Overview
Long-tailed Jaeger: Smallest but most buoyant and graceful jaeger or skua, with gray upperparts, white breast and gray belly. Black cap covers eyes, crosses chin and ends at yellow nape. Upperwings are dark edged. Tail is gray with black edges and long black streamers. Legs are blue-gray and toes are webbed. Sexes are similar. Juvenile is heavily barred and spotted gray; has white patches on underwings, white throat, white belly and dark-tipped gray bill. Dark juvenile is darker overall; has gray throat and lacks white belly.
Range and Habitat
Long-tailed Jaeger: Breeds in arctic regions from Alaska to Greenland and south to the northern Ungava Peninsula. Spends winters off the coasts of the southern states and South America. Nests on the Arctic tundra. Spends winters over open ocean, usually staying offshore, and very rarely found inland.

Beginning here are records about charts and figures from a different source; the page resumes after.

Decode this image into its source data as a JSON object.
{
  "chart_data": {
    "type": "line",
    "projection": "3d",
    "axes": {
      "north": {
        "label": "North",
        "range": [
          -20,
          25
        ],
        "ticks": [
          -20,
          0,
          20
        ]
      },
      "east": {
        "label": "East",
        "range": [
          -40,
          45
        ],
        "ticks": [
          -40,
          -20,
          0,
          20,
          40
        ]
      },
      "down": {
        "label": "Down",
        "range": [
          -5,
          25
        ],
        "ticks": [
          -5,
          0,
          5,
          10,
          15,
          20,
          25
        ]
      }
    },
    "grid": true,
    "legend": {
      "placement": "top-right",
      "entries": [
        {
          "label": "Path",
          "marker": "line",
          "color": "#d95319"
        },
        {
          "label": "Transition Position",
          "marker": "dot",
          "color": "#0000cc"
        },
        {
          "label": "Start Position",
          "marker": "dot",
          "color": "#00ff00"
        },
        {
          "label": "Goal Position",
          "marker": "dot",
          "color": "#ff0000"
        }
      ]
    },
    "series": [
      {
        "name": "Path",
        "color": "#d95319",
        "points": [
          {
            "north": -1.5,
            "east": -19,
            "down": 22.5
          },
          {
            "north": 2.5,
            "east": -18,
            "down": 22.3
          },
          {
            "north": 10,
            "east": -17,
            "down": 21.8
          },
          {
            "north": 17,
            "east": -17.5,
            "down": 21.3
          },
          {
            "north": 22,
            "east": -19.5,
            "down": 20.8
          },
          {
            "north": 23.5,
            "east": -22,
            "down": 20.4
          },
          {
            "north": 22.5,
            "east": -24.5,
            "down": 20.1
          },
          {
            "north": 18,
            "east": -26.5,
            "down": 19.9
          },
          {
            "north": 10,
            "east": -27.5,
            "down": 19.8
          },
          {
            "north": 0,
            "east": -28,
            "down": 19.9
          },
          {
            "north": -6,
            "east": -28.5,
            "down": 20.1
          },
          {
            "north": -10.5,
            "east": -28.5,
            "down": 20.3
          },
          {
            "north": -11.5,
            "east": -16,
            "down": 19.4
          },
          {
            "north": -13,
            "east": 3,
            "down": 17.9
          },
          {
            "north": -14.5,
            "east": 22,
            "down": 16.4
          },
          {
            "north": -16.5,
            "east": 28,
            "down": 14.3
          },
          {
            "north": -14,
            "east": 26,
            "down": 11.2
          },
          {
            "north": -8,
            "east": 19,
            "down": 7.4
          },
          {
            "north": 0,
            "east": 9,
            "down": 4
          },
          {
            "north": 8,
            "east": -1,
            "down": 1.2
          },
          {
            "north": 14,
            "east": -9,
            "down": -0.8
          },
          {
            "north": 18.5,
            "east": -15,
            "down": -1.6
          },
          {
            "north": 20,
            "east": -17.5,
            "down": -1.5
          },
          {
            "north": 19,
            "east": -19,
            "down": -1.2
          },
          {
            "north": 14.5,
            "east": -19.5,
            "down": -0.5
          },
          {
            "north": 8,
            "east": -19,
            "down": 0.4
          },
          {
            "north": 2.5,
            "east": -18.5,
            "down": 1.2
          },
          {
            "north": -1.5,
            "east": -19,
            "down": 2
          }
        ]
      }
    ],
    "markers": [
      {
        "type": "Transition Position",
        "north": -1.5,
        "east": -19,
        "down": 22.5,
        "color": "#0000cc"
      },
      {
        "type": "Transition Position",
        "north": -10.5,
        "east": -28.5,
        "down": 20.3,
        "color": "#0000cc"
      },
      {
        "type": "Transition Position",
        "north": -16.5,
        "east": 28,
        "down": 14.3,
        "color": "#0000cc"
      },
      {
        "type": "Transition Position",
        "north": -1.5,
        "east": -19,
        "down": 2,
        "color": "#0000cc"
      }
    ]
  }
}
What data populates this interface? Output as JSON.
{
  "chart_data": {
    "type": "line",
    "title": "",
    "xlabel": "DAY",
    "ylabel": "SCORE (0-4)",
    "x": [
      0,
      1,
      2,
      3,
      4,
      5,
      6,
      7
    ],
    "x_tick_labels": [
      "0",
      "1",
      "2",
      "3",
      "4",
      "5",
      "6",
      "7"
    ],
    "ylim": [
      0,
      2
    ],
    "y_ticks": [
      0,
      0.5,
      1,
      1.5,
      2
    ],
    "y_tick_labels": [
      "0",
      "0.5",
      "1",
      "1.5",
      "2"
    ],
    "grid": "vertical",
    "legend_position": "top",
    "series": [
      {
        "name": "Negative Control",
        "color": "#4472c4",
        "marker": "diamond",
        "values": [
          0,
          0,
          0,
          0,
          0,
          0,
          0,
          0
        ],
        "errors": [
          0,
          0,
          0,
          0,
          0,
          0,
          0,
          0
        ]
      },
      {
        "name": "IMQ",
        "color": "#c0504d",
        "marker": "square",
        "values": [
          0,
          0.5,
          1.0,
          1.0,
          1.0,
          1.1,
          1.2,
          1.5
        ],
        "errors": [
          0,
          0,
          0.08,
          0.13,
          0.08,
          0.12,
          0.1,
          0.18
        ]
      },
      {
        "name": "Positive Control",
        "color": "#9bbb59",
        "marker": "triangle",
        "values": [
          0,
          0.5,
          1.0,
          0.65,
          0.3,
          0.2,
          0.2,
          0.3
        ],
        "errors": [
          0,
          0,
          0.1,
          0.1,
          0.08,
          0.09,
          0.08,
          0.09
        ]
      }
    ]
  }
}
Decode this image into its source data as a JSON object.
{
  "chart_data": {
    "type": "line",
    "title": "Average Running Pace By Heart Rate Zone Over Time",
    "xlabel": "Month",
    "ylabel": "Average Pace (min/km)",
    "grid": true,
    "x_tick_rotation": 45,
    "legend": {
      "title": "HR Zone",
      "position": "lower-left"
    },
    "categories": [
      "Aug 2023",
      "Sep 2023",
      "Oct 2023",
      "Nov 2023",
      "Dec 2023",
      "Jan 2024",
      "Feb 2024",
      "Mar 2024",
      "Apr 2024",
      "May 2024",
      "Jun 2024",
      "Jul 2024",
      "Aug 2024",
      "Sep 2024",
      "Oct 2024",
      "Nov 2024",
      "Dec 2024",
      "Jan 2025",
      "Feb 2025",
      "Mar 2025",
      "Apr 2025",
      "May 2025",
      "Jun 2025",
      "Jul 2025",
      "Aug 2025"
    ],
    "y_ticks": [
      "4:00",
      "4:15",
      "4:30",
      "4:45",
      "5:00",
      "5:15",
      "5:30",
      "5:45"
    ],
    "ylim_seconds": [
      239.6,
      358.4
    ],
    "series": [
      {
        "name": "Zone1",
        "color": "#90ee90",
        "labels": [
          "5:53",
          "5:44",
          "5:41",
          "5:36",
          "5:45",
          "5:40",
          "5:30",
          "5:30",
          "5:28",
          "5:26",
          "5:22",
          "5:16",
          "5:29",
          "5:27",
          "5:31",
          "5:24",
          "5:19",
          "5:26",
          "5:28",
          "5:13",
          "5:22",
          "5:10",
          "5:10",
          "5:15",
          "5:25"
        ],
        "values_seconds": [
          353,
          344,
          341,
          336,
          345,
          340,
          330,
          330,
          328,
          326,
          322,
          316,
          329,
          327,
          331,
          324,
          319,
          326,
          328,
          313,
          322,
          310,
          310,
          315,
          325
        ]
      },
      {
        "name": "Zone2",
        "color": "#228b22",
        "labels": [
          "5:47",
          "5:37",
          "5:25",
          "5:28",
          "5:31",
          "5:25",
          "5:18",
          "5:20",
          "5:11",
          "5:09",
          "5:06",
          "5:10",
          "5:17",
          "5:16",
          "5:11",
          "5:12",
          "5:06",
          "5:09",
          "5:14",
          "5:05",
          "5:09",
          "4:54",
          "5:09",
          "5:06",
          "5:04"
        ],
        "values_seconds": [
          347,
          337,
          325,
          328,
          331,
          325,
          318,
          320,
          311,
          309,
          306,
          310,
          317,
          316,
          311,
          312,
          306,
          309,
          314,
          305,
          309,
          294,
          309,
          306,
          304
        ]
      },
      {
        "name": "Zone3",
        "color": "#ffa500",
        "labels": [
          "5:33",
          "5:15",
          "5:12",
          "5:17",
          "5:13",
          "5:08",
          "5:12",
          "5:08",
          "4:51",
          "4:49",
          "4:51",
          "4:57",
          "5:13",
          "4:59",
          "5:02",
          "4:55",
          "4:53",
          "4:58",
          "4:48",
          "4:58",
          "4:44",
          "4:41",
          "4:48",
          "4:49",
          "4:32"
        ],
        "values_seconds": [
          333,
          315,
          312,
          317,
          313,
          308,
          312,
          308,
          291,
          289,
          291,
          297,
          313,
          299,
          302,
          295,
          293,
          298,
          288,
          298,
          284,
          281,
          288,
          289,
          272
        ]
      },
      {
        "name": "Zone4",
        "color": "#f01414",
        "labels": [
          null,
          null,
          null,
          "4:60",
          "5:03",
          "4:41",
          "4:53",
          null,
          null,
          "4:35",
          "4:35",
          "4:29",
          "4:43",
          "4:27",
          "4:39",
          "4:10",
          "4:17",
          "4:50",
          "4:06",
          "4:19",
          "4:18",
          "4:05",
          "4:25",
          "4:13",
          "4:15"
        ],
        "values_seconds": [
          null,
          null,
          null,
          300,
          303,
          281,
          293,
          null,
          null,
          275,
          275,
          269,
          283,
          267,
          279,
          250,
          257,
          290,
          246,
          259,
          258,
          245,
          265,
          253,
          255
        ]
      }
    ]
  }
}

Skuas and Jaegers (Stercorariidae)
ORDER
The sandpipers, plovers, buttonquail, auks, and skuas, and oystercatchers are some of the nineteen families in the taxonomic order CHARADRIIFORMES (pronounced kah-RAH-dree-ih-FOR-meez).
FAMILY TAXONOMY
The Stercorariidae (pronounced stehr-koh-rah-REYE-ih-dee), or skuas and jaegers, encompasses seven species of skuas and jaegers in one genus that can be found in all of the world’s oceans.
SOUTH PACIFIC-PALAU
Four species of skuas and jaegers in one genus occur in the South Pacific as migrants. One species, the Long-tailed Jaeger, has been recorded in Palau.
NORTH AMERICA
In North America, five species of skuas and jaegers in one genus have been identified. Among these are included the graceful Long-tailed Jaeger and the hefty Great Skua.
KNOWN FOR
Members of this family are known for their predatory and piratical behavior. Like other skuas and jaegers, the Parasitic Jaeger is known for expertly chasing and harassing gulls and terns until they drop their food.
PHYSICAL
The skuas and jaegers look like a cross between a gull and a falcon. They are large birds with long, pointed wings (broader in skuas), have thick necks with fairly large heads, webbed feet, and medium-length bills with a hook on the end. They also have distinctive tails with projecting central tail feathers.
COLORATION
Skuas are mostly brown, streaked birds, some species with gray or rusty highlights in their plumage. Juvenile jaegers have plumages similar to those of skuas, while adults are creamy or white on the underparts, the Parasitic and Pomarine Jaegers sporting black breast bands. On the upperparts, adult jaegers are dark brown with black caps. Most plumages of jaegers and skuas also show prominent white patches in the wings at the bases of the primaries.
GEOGRAPHIC HABITAT
Jaegers and Skuas are bird of the Arctic, Antarctic, and the open ocean. They breed on the tundra and rocky islands of the far north, and spend the rest of the year in pelagic waters off of both North American coasts, rarely occurring near land.
MIGRATION
All members of this family are highly migratory.
HABITS
Skuas and jaegers are solitary predators of the high seas except when they form pairs during the breeding season and hunt for small mammals, birds (especially nestlings), and insects on the tundra. Outside of the breeding season, they occur on the open ocean where they pursue gulls, terns, and other seabirds to steal fish these smaller birds have caught. They also prey upon other birds, the skuas even attacking and killing gulls.
CONSERVATION
Skuas and jaegers are not threatened in North America and appear to have healthy populations throughout their range.
INTERESTING FACTS
Jaegers get their name from the Germanic word for “hunter”; an appropriate name for these aggressive, predatory birds. In Great Britain, though, the word “jaeger” is not used with all members of this family being called skuas.